Steel scrap exports are moving well but are still limited by quotas. The fifth edition of the BIR Ferrous Division's statistical report 'World Steel Recycling in Figures' reveals a 1.8% increase in worldwide steel scrap use to around 580 million tonnes last year but a sharp 9.5% decline in global external steel scrap trading to 99 million tonnes; the total includes EU-27 internal steel scrap exports which totalled 28.936 million tonnes last year for a drop of 4.5% over 2012.
Overseas scrap shipments from the USA fell 13.6% to 18.495 million tonnes while EU-27 exports tumbled 14.1% to 16.826 million tonnes.

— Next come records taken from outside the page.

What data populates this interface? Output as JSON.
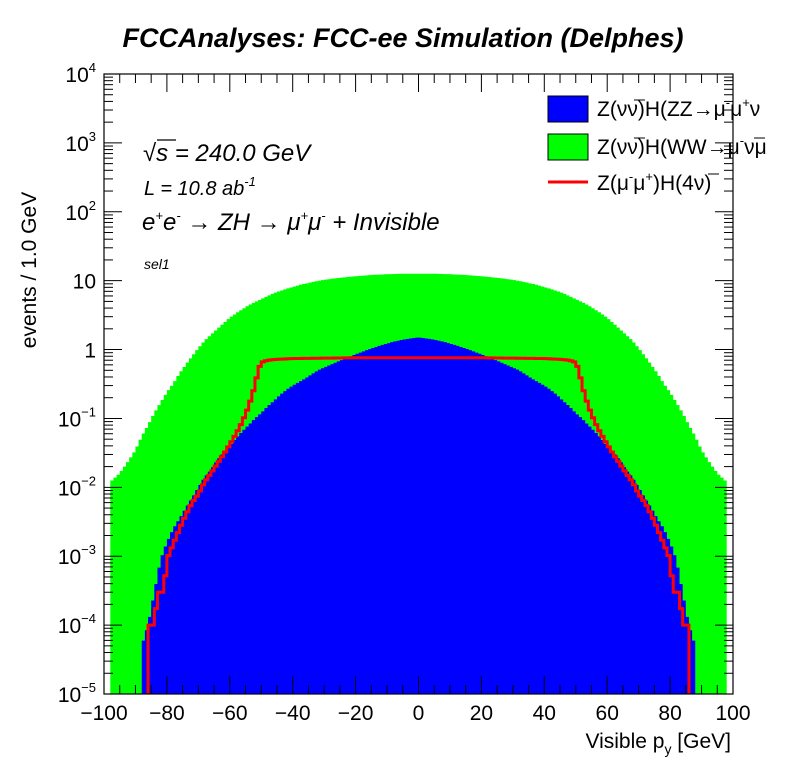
{
  "chart_data": {
    "type": "histogram",
    "title": "FCCAnalyses: FCC-ee Simulation (Delphes)",
    "xlabel": {
      "main": "Visible p",
      "sub": "y",
      "unit": " [GeV]"
    },
    "ylabel": "events / 1.0 GeV",
    "xlim": [
      -100,
      100
    ],
    "ylim": [
      1e-05,
      10000
    ],
    "yscale": "log",
    "bin_width": 1.0,
    "x_ticks": [
      -100,
      -80,
      -60,
      -40,
      -20,
      0,
      20,
      40,
      60,
      80,
      100
    ],
    "x_tick_labels": [
      "−100",
      "−80",
      "−60",
      "−40",
      "−20",
      "0",
      "20",
      "40",
      "60",
      "80",
      "100"
    ],
    "y_tick_labels": [
      {
        "value": 1e-05,
        "base": "10",
        "exp": "−5"
      },
      {
        "value": 0.0001,
        "base": "10",
        "exp": "−4"
      },
      {
        "value": 0.001,
        "base": "10",
        "exp": "−3"
      },
      {
        "value": 0.01,
        "base": "10",
        "exp": "−2"
      },
      {
        "value": 0.1,
        "base": "10",
        "exp": "−1"
      },
      {
        "value": 1,
        "base": "1",
        "exp": ""
      },
      {
        "value": 10,
        "base": "10",
        "exp": ""
      },
      {
        "value": 100,
        "base": "10",
        "exp": "2"
      },
      {
        "value": 1000,
        "base": "10",
        "exp": "3"
      },
      {
        "value": 10000,
        "base": "10",
        "exp": "4"
      }
    ],
    "annotations": {
      "sqrt_s": {
        "root_symbol": "√",
        "s": "s",
        "rest": " = 240.0 GeV"
      },
      "lumi": {
        "main": "L = 10.8 ab",
        "exp": "-1"
      },
      "process": {
        "e1": "e",
        "e1sup": "+",
        "e2": "e",
        "e2sup": "-",
        "arrow1": " → ZH → ",
        "mu1": "μ",
        "mu1sup": "+",
        "mu2": "μ",
        "mu2sup": "-",
        "tail": " + Invisible"
      },
      "selection": "sel1"
    },
    "legend_position": "top-right",
    "series": [
      {
        "name": "Z(νν̅)H(WW→μ̅ν̅μ",
        "legend": {
          "a": "Z(ν",
          "b": "ν",
          "c": ")H(WW",
          "d": "→μ",
          "e": "ν",
          "f": "μ",
          "bar_b": true,
          "bar_e": true,
          "sup_d": "-"
        },
        "style": "filled",
        "color": "#00ff00",
        "stack_order": 2,
        "points": [
          [
            -98,
            0.012
          ],
          [
            -95,
            0.016
          ],
          [
            -92,
            0.025
          ],
          [
            -90,
            0.035
          ],
          [
            -88,
            0.055
          ],
          [
            -86,
            0.08
          ],
          [
            -84,
            0.12
          ],
          [
            -82,
            0.17
          ],
          [
            -80,
            0.24
          ],
          [
            -78,
            0.32
          ],
          [
            -76,
            0.45
          ],
          [
            -74,
            0.6
          ],
          [
            -72,
            0.8
          ],
          [
            -70,
            1.05
          ],
          [
            -68,
            1.35
          ],
          [
            -65,
            1.8
          ],
          [
            -62,
            2.4
          ],
          [
            -60,
            2.9
          ],
          [
            -57,
            3.6
          ],
          [
            -54,
            4.4
          ],
          [
            -50,
            5.4
          ],
          [
            -46,
            6.6
          ],
          [
            -42,
            7.6
          ],
          [
            -38,
            8.6
          ],
          [
            -34,
            9.5
          ],
          [
            -30,
            10.3
          ],
          [
            -25,
            11.0
          ],
          [
            -20,
            11.6
          ],
          [
            -15,
            12.1
          ],
          [
            -10,
            12.4
          ],
          [
            -5,
            12.6
          ],
          [
            0,
            12.6
          ],
          [
            5,
            12.6
          ],
          [
            10,
            12.4
          ],
          [
            15,
            12.1
          ],
          [
            20,
            11.6
          ],
          [
            25,
            11.0
          ],
          [
            30,
            10.3
          ],
          [
            34,
            9.5
          ],
          [
            38,
            8.6
          ],
          [
            42,
            7.6
          ],
          [
            46,
            6.6
          ],
          [
            50,
            5.4
          ],
          [
            54,
            4.4
          ],
          [
            57,
            3.6
          ],
          [
            60,
            2.9
          ],
          [
            62,
            2.4
          ],
          [
            65,
            1.8
          ],
          [
            68,
            1.35
          ],
          [
            70,
            1.05
          ],
          [
            72,
            0.8
          ],
          [
            74,
            0.6
          ],
          [
            76,
            0.45
          ],
          [
            78,
            0.32
          ],
          [
            80,
            0.24
          ],
          [
            82,
            0.17
          ],
          [
            84,
            0.12
          ],
          [
            86,
            0.08
          ],
          [
            88,
            0.055
          ],
          [
            90,
            0.035
          ],
          [
            92,
            0.025
          ],
          [
            95,
            0.016
          ],
          [
            98,
            0.012
          ]
        ]
      },
      {
        "name": "Z(νν̅)H(ZZ→μ̅μ⁺ν",
        "legend": {
          "a": "Z(ν",
          "b": "ν",
          "c": ")H(ZZ",
          "d": "→μ",
          "e": "μ",
          "f": "ν",
          "bar_b": true,
          "sup_d": "-",
          "sup_e": "+"
        },
        "style": "filled",
        "color": "#0000ff",
        "stack_order": 1,
        "points": [
          [
            -88,
            5e-05
          ],
          [
            -86,
            0.0001
          ],
          [
            -84,
            0.0003
          ],
          [
            -82,
            0.0009
          ],
          [
            -80,
            0.0016
          ],
          [
            -78,
            0.0025
          ],
          [
            -76,
            0.0035
          ],
          [
            -74,
            0.005
          ],
          [
            -72,
            0.007
          ],
          [
            -70,
            0.01
          ],
          [
            -68,
            0.014
          ],
          [
            -66,
            0.018
          ],
          [
            -64,
            0.025
          ],
          [
            -62,
            0.032
          ],
          [
            -60,
            0.04
          ],
          [
            -58,
            0.052
          ],
          [
            -56,
            0.065
          ],
          [
            -54,
            0.08
          ],
          [
            -52,
            0.1
          ],
          [
            -50,
            0.12
          ],
          [
            -48,
            0.15
          ],
          [
            -46,
            0.18
          ],
          [
            -44,
            0.22
          ],
          [
            -42,
            0.26
          ],
          [
            -40,
            0.3
          ],
          [
            -36,
            0.38
          ],
          [
            -32,
            0.5
          ],
          [
            -28,
            0.6
          ],
          [
            -24,
            0.72
          ],
          [
            -20,
            0.85
          ],
          [
            -16,
            1.0
          ],
          [
            -12,
            1.15
          ],
          [
            -8,
            1.3
          ],
          [
            -4,
            1.42
          ],
          [
            0,
            1.5
          ],
          [
            4,
            1.42
          ],
          [
            8,
            1.3
          ],
          [
            12,
            1.15
          ],
          [
            16,
            1.0
          ],
          [
            20,
            0.85
          ],
          [
            24,
            0.72
          ],
          [
            28,
            0.6
          ],
          [
            32,
            0.5
          ],
          [
            36,
            0.38
          ],
          [
            40,
            0.3
          ],
          [
            42,
            0.26
          ],
          [
            44,
            0.22
          ],
          [
            46,
            0.18
          ],
          [
            48,
            0.15
          ],
          [
            50,
            0.12
          ],
          [
            52,
            0.1
          ],
          [
            54,
            0.08
          ],
          [
            56,
            0.065
          ],
          [
            58,
            0.052
          ],
          [
            60,
            0.04
          ],
          [
            62,
            0.032
          ],
          [
            64,
            0.025
          ],
          [
            66,
            0.018
          ],
          [
            68,
            0.014
          ],
          [
            70,
            0.01
          ],
          [
            72,
            0.007
          ],
          [
            74,
            0.005
          ],
          [
            76,
            0.0035
          ],
          [
            78,
            0.0025
          ],
          [
            80,
            0.0016
          ],
          [
            82,
            0.0009
          ],
          [
            84,
            0.0003
          ],
          [
            86,
            0.0001
          ],
          [
            88,
            5e-05
          ]
        ]
      },
      {
        "name": "Z(μ̅μ⁺)H(4ν̅)",
        "legend": {
          "a": "Z(μ",
          "b": "μ",
          "c": ")H(4",
          "d": "ν",
          "e": ")",
          "sup_a": "-",
          "sup_b": "+",
          "bar_d": true
        },
        "style": "line",
        "color": "#ff0000",
        "points": [
          [
            -88,
            8e-06
          ],
          [
            -86,
            8e-06
          ],
          [
            -85.5,
            0.0001
          ],
          [
            -84,
            0.0001
          ],
          [
            -83,
            0.0003
          ],
          [
            -81,
            0.0003
          ],
          [
            -80,
            0.0009
          ],
          [
            -78,
            0.0015
          ],
          [
            -76,
            0.0025
          ],
          [
            -74,
            0.004
          ],
          [
            -72,
            0.006
          ],
          [
            -70,
            0.008
          ],
          [
            -68,
            0.012
          ],
          [
            -66,
            0.016
          ],
          [
            -64,
            0.022
          ],
          [
            -62,
            0.03
          ],
          [
            -60,
            0.042
          ],
          [
            -58,
            0.06
          ],
          [
            -56,
            0.09
          ],
          [
            -54,
            0.15
          ],
          [
            -52,
            0.3
          ],
          [
            -51,
            0.5
          ],
          [
            -50,
            0.65
          ],
          [
            -48,
            0.7
          ],
          [
            -45,
            0.72
          ],
          [
            -40,
            0.74
          ],
          [
            -30,
            0.75
          ],
          [
            -20,
            0.76
          ],
          [
            -10,
            0.76
          ],
          [
            0,
            0.76
          ],
          [
            10,
            0.76
          ],
          [
            20,
            0.76
          ],
          [
            30,
            0.75
          ],
          [
            40,
            0.74
          ],
          [
            45,
            0.72
          ],
          [
            48,
            0.7
          ],
          [
            50,
            0.65
          ],
          [
            51,
            0.5
          ],
          [
            52,
            0.3
          ],
          [
            54,
            0.15
          ],
          [
            56,
            0.09
          ],
          [
            58,
            0.06
          ],
          [
            60,
            0.042
          ],
          [
            62,
            0.03
          ],
          [
            64,
            0.022
          ],
          [
            66,
            0.016
          ],
          [
            68,
            0.012
          ],
          [
            70,
            0.008
          ],
          [
            72,
            0.006
          ],
          [
            74,
            0.004
          ],
          [
            76,
            0.0025
          ],
          [
            78,
            0.0015
          ],
          [
            80,
            0.0009
          ],
          [
            81,
            0.0003
          ],
          [
            83,
            0.0003
          ],
          [
            84,
            0.0001
          ],
          [
            85.5,
            0.0001
          ],
          [
            86,
            8e-06
          ],
          [
            88,
            8e-06
          ]
        ]
      }
    ]
  }
}
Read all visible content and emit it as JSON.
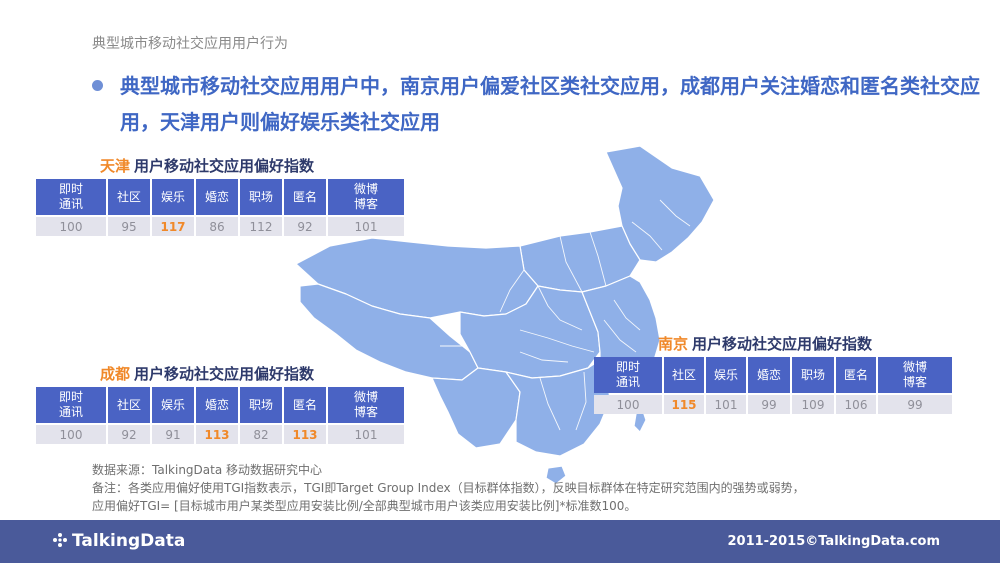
{
  "page_title": "典型城市移动社交应用用户行为",
  "headline": "典型城市移动社交应用用户中，南京用户偏爱社区类社交应用，成都用户关注婚恋和匿名类社交应用，天津用户则偏好娱乐类社交应用",
  "columns": [
    "即时\n通讯",
    "社区",
    "娱乐",
    "婚恋",
    "职场",
    "匿名",
    "微博\n博客"
  ],
  "tables": {
    "tianjin": {
      "city": "天津",
      "title": "用户移动社交应用偏好指数",
      "values": [
        "100",
        "95",
        "117",
        "86",
        "112",
        "92",
        "101"
      ],
      "highlight_index": 2
    },
    "chengdu": {
      "city": "成都",
      "title": "用户移动社交应用偏好指数",
      "values": [
        "100",
        "92",
        "91",
        "113",
        "82",
        "113",
        "101"
      ],
      "highlight_indices": [
        3,
        5
      ]
    },
    "nanjing": {
      "city": "南京",
      "title": "用户移动社交应用偏好指数",
      "values": [
        "100",
        "115",
        "101",
        "99",
        "109",
        "106",
        "99"
      ],
      "highlight_index": 1
    }
  },
  "notes": {
    "source": "数据来源：TalkingData 移动数据研究中心",
    "remark": "备注：各类应用偏好使用TGI指数表示，TGI即Target Group Index（目标群体指数），反映目标群体在特定研究范围内的强势或弱势，",
    "formula": "应用偏好TGI= [目标城市用户某类型应用安装比例/全部典型城市用户该类应用安装比例]*标准数100。"
  },
  "footer": {
    "logo": "TalkingData",
    "copyright": "2011-2015©TalkingData.com"
  },
  "colors": {
    "map_fill": "#8fb0e8",
    "header_blue": "#4a63c4",
    "highlight_orange": "#f0892a",
    "footer_bg": "#4a5a9a"
  }
}
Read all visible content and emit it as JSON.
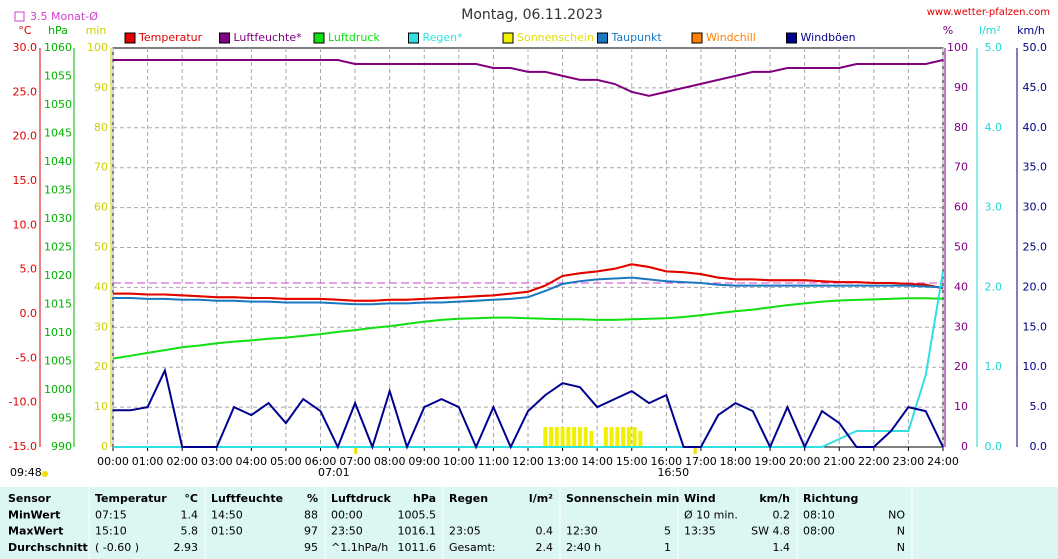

Leading importer Turkey slashed its overseas purchases of steel scrap by 12% to 19.725 million tonnes last year, while steep import reductions were also recorded by the Republic of Korea (-8.6% to 9.26 million tonnes), India (-31.1% to 5.636 million tonnes), China (-10.2% to 4.465 million tonnes) and Taiwan (-10.1% to 4.453 million tonnes).
Steel scrap consumption declined in the EU-27 (-4.6% to 89.9 million tonnes), Turkey (-6% to 30.4 million tonnes) and Russia (-3.5% to 19.4 million tonnes) but climbed in China (+2% to 85.7 million tonnes),Japan (+3.2% to 36.7 million tonnes) and the Republic of Korea(+0.3% to 32.7 million tonnes), while remaining unchanged in the USA despite a 2% drop in steel output.
According to China’s Ministry of Industry and Information Technology, new policies should provide a processing and distribution system to boost usage of domestic steel scrap at the expense of imports. Meanwhile, an extrapolation of three months of World Steel Association data suggests the world will apparently consume 15 million tonnes more purchased scrap this year when compared to 2013.